Sulla carta, l’Africa rimane il continente di maggior interesse per la Difesa italiana, con più di metà delle missioni (23) schierate sul continente. Lo svolgimento di alcune di queste è oggetto di dibattiti politici in corso da diversi anni. Sulla missione in Libia il governo si è ad esempio impegnato a rivalutare criticamente il proprio supporto alla guardia costiera libica, accusata di violenze e violazioni sistematiche dei diritti umani nella gestione dei confini marittimi. D’altro canto, guardando non al numero delle missioni ma al loro peso, il personale militare in Europa è più che raddoppiato rispetto al 2021, superando le 6.500 unità a scapito delle missioni in Asia e Africa. Il 55% del personale militare italiano è ad oggi schierato in Europa, un aumento del 22% rispetto al 2021.

Il maggior impegno sul continente europeo comporta anche un forte aumento complessivo delle unità schierate all’estero: il tetto massimo di unità autorizzate e dispiegabili nelle operazioni all’estero passa a 12.183 unità. Questo rappresenta una crescita ulteriore rispetto al 2020 e il 2021, che prevedeva un tetto massimo di 9.449 soldati schierati all’estero. Sul numero totale, 8.505 appartengono a missioni di cui si chiede la proroga, mentre il resto è suddiviso fra nuove missioni e il potenziamento di quelle esistenti.

In linea con lo spostamento dell’attenzione Nato e italiana verso i confini orientali dell’Alleanza atlantica alla luce dell’invasione russa dell’Ucraina, la nuova missione più consistente prevede lo schieramento di mille soldati in Ungheria e Bulgaria; in quest’ultimo paese l’Italia farà da “Framework Nation” per gli altri contingenti Nato, assumendo il comando del battaglione multinazionale in via di dispiegamento. Un maggior impegno è previsto anche nella Nato Joint Enterprise nei Balcani. Anche la Marina sarà meno impegnata nel Mediterraneo Centrale e lungo le coste africane, spostando diversi assetti verso la sorveglianza marittima del fianco Sud dell’Alleanza. Al netto di tali spostamenti, la Marina italiana continuerà ad avere un ruolo importante anche nel Golfo Persico, dove guida attualmente la missione navale europea di sorveglianza nello Stretto di Hormuz.

Un impiego mirato dello strumento militare

Infine, all’interno di alcune missioni esistenti è previsto un ridimensionamento sul piano di personale e mezzi. UNIFIL in Libano e la missione contro Daesh in Iraq subiscono tagli, mentre la Nato training mission sempre in Iraq e da maggio 2022 comandata proprio dall’Italia (che arriva a 610 soldati e 100 veicoli) e la missione bilaterale in Niger (350 unità, 110 veicoli e sei aerei) beneficeranno di aumenti in entrambi i sensi.

Il dato complessivo suggerisce che l’Italia percepisce la stessa urgenza dei suoi partner alleati Nato nel rafforzare la deterrenza sui confini orientali del Vecchio continente. Ciò ha reso inevitabile una selezione più accurata degli impegni italiani in Africa, riducendo l’impronta militare complessiva ma mantenendo (o rafforzando) la presenza in Paesi chiave come il Niger e la Libia.

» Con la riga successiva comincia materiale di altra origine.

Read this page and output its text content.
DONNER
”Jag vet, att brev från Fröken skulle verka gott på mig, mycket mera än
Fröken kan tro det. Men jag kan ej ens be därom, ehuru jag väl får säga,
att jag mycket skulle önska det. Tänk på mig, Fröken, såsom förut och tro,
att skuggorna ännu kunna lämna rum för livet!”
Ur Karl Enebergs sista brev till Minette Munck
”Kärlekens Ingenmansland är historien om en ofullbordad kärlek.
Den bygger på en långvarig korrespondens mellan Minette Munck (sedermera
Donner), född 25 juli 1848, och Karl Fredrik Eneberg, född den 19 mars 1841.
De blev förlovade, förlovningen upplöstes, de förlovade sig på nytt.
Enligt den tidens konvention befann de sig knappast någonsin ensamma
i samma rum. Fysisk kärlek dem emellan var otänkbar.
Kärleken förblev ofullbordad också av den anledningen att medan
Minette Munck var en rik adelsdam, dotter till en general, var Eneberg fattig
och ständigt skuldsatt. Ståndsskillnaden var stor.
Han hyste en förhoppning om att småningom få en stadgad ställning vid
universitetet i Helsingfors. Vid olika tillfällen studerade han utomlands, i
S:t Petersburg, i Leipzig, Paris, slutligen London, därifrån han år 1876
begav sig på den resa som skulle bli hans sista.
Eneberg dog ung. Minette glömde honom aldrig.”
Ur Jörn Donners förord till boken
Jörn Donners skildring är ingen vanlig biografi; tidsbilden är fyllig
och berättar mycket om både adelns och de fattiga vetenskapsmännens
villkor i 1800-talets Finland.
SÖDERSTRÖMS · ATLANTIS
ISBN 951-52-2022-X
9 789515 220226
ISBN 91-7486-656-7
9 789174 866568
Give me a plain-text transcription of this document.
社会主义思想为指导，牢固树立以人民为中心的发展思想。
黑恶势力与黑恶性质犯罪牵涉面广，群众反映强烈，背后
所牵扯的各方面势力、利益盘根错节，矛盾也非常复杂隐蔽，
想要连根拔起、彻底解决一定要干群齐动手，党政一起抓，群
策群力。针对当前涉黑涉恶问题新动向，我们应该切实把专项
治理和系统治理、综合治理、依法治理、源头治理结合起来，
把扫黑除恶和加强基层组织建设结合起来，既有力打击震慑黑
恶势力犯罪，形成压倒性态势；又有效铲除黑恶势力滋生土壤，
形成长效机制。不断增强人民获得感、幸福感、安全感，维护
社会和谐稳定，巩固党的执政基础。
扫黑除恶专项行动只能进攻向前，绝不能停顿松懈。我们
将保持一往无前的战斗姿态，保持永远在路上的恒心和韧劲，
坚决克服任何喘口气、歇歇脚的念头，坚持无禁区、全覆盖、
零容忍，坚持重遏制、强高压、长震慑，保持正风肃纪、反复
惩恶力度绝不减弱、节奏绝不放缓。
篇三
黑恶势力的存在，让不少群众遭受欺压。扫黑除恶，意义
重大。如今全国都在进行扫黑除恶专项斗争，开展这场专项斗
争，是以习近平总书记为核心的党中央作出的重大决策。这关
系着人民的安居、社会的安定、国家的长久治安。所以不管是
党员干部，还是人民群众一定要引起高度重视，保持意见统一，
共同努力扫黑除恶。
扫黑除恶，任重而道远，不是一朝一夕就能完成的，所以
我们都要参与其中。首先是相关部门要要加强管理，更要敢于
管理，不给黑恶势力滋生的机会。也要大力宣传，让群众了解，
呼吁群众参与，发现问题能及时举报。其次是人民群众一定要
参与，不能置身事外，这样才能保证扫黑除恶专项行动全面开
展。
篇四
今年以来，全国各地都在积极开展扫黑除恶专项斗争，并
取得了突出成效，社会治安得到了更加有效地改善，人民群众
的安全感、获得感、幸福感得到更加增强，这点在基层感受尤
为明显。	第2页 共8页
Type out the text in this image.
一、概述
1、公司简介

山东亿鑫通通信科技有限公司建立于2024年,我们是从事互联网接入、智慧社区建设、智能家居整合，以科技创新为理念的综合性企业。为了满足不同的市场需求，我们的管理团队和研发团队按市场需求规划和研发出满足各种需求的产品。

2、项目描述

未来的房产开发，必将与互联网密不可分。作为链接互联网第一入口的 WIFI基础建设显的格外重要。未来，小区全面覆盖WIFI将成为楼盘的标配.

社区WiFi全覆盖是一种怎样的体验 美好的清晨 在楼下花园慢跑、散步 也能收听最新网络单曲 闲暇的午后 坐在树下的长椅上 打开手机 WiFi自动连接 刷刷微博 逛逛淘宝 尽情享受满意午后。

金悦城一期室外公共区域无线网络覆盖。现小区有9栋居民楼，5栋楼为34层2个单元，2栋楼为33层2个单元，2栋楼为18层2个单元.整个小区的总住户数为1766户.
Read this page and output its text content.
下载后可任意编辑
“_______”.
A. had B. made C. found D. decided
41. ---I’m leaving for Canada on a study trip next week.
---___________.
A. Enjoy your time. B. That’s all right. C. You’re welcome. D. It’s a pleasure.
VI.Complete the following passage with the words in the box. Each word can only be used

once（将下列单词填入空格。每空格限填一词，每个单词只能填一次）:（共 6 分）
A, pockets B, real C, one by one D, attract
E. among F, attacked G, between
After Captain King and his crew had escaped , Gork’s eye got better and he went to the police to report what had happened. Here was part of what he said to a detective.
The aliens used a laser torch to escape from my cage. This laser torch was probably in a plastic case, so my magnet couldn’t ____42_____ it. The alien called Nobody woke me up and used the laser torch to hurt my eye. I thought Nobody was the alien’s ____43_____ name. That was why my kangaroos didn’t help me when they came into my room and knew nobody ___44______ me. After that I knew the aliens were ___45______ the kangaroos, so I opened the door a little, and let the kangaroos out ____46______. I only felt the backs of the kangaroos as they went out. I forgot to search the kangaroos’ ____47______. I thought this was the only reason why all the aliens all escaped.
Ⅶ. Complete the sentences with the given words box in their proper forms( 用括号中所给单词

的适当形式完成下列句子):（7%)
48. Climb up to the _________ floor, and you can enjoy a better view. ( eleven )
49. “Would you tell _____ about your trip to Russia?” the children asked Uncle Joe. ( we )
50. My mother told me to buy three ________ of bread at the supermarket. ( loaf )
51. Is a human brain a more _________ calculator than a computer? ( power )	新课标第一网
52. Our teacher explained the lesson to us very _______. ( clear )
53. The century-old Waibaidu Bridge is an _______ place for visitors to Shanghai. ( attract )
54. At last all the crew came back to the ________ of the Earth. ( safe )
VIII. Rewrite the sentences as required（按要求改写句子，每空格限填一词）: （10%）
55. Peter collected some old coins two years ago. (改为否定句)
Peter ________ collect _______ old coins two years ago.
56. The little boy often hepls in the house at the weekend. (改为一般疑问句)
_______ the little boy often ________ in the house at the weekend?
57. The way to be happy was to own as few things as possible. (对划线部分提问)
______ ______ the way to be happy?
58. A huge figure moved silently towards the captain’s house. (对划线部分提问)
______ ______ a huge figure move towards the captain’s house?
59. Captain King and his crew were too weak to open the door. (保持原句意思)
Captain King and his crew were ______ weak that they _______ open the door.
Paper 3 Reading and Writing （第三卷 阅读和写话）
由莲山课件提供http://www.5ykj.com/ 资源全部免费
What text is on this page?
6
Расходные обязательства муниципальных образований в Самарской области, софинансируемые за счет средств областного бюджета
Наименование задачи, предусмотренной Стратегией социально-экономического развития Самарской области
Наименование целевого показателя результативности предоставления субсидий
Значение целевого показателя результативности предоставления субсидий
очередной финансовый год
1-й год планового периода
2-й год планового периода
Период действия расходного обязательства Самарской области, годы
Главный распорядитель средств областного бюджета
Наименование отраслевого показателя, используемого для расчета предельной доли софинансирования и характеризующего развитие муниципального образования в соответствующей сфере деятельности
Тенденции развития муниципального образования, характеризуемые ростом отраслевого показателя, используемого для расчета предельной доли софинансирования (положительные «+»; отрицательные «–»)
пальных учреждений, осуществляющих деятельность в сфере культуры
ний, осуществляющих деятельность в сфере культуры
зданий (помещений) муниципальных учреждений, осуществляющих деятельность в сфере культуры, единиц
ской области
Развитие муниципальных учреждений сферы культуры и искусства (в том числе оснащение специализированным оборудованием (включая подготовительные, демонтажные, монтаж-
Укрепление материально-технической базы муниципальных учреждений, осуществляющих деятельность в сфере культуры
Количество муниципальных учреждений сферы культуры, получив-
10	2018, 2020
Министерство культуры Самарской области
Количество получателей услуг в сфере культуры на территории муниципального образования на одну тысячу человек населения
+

In più, l’Italia sembra voler continuare a fornire supporto puntuale ai propri partner regionali con capacità specializzate come il contrasto ai droni  e in ambito nucleare biologico chimico e radiologico (NBCR), come avverrà per i mondiali del Qatar.

Considerando le nuove missioni di deterrenza in Europa e le classiche missioni di stabilizzazione, il quadro operativo delle Forze Armate si fa sempre più complesso e variegato in linea con il quadro strategico di riferimento.